July 1, 2015, 4:15 pm

Such a thought provoking post! I do think the books that impact me the greatest are the ones that stay with me longer. Most of my all time favorite books are books like that. And by impact I mean evoke strong emotions in me–this may be because of the subject matter, empathy for the characters, or even a connection I make between my own life and the book. I am an emotional reader more than I am an intellectual one (although there is some of both in me, to be sure). I admit to not always remembering specific details of books after time has passed, but I see that more as a reflection of how much I read–maybe if I read less I would remember more? Or it could be age. My memory isn’t what it used to be. Regardless, what is most important to me is how a book made me feel–so, of course, that is what I will remember most. (This is also why I would never make a good critic, and why I think objectivity in reviews is overrated.)

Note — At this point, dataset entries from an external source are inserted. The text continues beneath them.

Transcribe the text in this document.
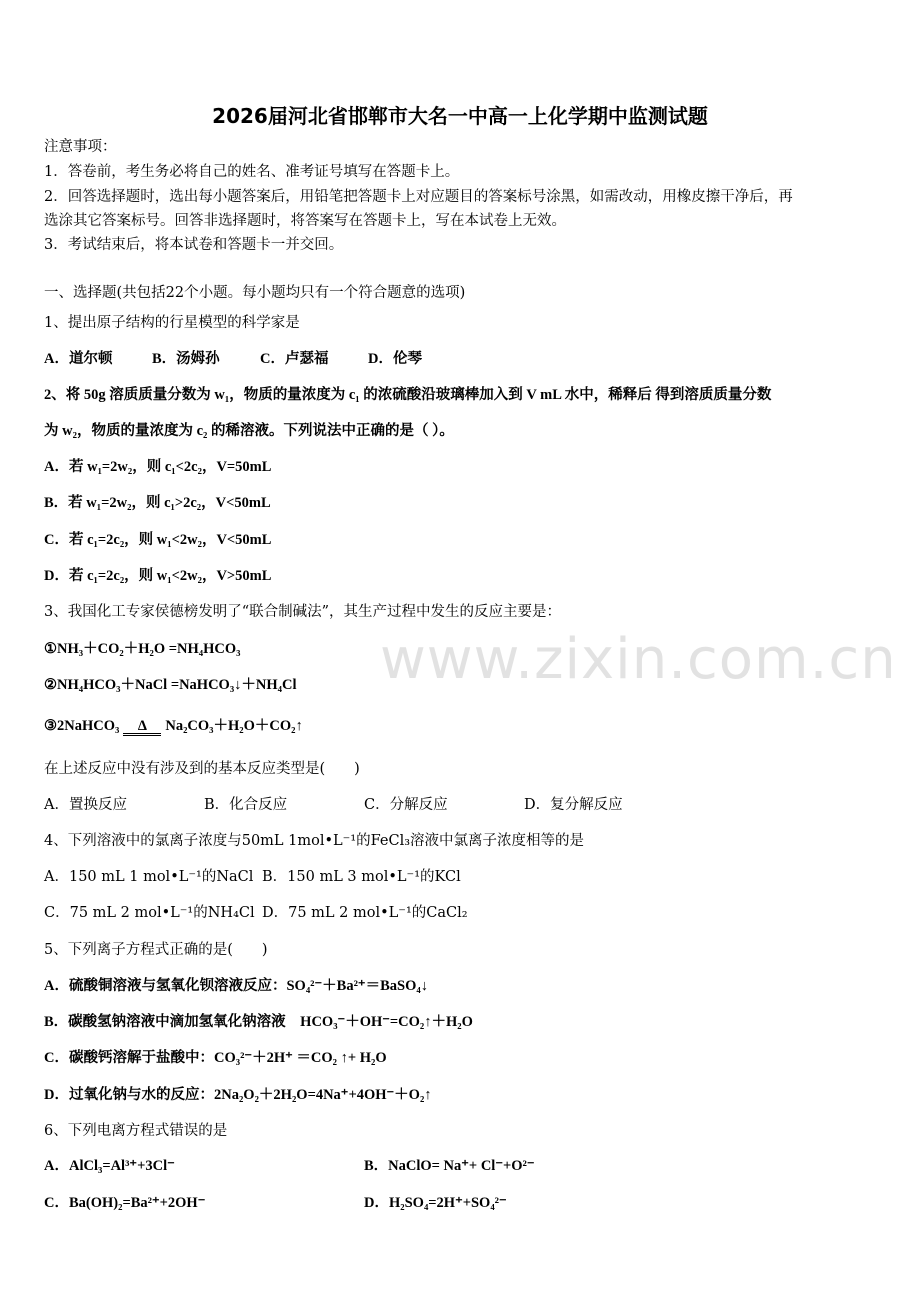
www.zixin.com.cn
2026届河北省邯郸市大名一中高一上化学期中监测试题
注意事项：
1．答卷前，考生务必将自己的姓名、准考证号填写在答题卡上。
2．回答选择题时，选出每小题答案后，用铅笔把答题卡上对应题目的答案标号涂黑，如需改动，用橡皮擦干净后，再
选涂其它答案标号。回答非选择题时，将答案写在答题卡上，写在本试卷上无效。
3．考试结束后，将本试卷和答题卡一并交回。
一、选择题(共包括22个小题。每小题均只有一个符合题意的选项)
1、提出原子结构的行星模型的科学家是
A．道尔顿	B．汤姆孙	C．卢瑟福	D．伦琴
2、将 50g 溶质质量分数为 w₁，物质的量浓度为 c₁ 的浓硫酸沿玻璃棒加入到 V mL 水中，稀释后 得到溶质质量分数
为 w₂，物质的量浓度为 c₂ 的稀溶液。下列说法中正确的是（ ）。
A．若 w₁=2w₂，则 c₁<2c₂，V=50mL
B．若 w₁=2w₂，则 c₁>2c₂，V<50mL
C．若 c₁=2c₂，则 w₁<2w₂，V<50mL
D．若 c₁=2c₂，则 w₁<2w₂，V>50mL
3、我国化工专家侯德榜发明了“联合制碱法”，其生产过程中发生的反应主要是：
①NH₃＋CO₂＋H₂O =NH₄HCO₃
②NH₄HCO₃＋NaCl =NaHCO₃↓＋NH₄Cl
③2NaHCO₃ Δ Na₂CO₃＋H₂O＋CO₂↑
在上述反应中没有涉及到的基本反应类型是(　　)
A．置换反应	B．化合反应	C．分解反应	D．复分解反应
4、下列溶液中的氯离子浓度与50mL 1mol•L⁻¹的FeCl₃溶液中氯离子浓度相等的是
A．150 mL 1 mol•L⁻¹的NaCl B．150 mL 3 mol•L⁻¹的KCl
C．75 mL 2 mol•L⁻¹的NH₄Cl D．75 mL 2 mol•L⁻¹的CaCl₂
5、下列离子方程式正确的是(　　)
A．硫酸铜溶液与氢氧化钡溶液反应：SO₄²⁻＋Ba²⁺＝BaSO₄↓
B．碳酸氢钠溶液中滴加氢氧化钠溶液　HCO₃⁻＋OH⁻=CO₂↑＋H₂O
C．碳酸钙溶解于盐酸中：CO₃²⁻＋2H⁺ ＝CO₂ ↑+ H₂O
D．过氧化钠与水的反应：2Na₂O₂＋2H₂O=4Na⁺+4OH⁻＋O₂↑
6、下列电离方程式错误的是
A．AlCl₃=Al³⁺+3Cl⁻	B．NaClO= Na⁺+ Cl⁻+O²⁻
C．Ba(OH)₂=Ba²⁺+2OH⁻	D．H₂SO₄=2H⁺+SO₄²⁻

I was thinking the other day I should consider rating (if only privately) a book twice–once when I first finish it and then again after I have written my review. I wonder how much, if any, difference there would be. Sometimes I close a book and feel love for the book, but when I really start to let it sink in and begin writing about it, I am less enamored by it. So, I know that occasionally my rating might vary. I don’t know. Just an idea I am toying with.


July 21, 2015, 10:40 am

Tracy: You’re welcome :)

Vicki: That’s got quite the power, then!

Jenny: Yes to that; glowing review can equal re-read. I’m glad for that, too, and keeping all my old reviews.

Jessica: Yes, timing can be everything, if it blends with something you’re going through or similar, you’re likely to remember it more band it may have had a direct impact on your life in some way. I like that thought, the joy they bring on a regular basis.

Alice: Yes, here too! Loved E&P and can remember it enough, but not nearly so much as others. Emotional impact doesn’t always last.

Literary Feline: I like that most of your favourites are those that had an impact. I’m a bit weird in that way – lots of mine aren’t those that had an impact, I remember the enjoyment on its own, but am constantly thinking it’s silly to call those favourites and not those that stayed with me. You’ve given me food for thought! I think remembering more if you read less is possible, but then reading less would mean you had other priorities you put first so in a way you’d be right not to remember it. Also I think the passage of time would have an affect just the same way it does when we read a lot; it’d just be swifter.

I think your rating idea is a good one. I’ve considered similar myself – rating once read and reviewed (because I review very soon afterwards) and then a rating after a couple of months. It’s certainly an interesting idea and valuable I think, in terms of recommendations and longevity.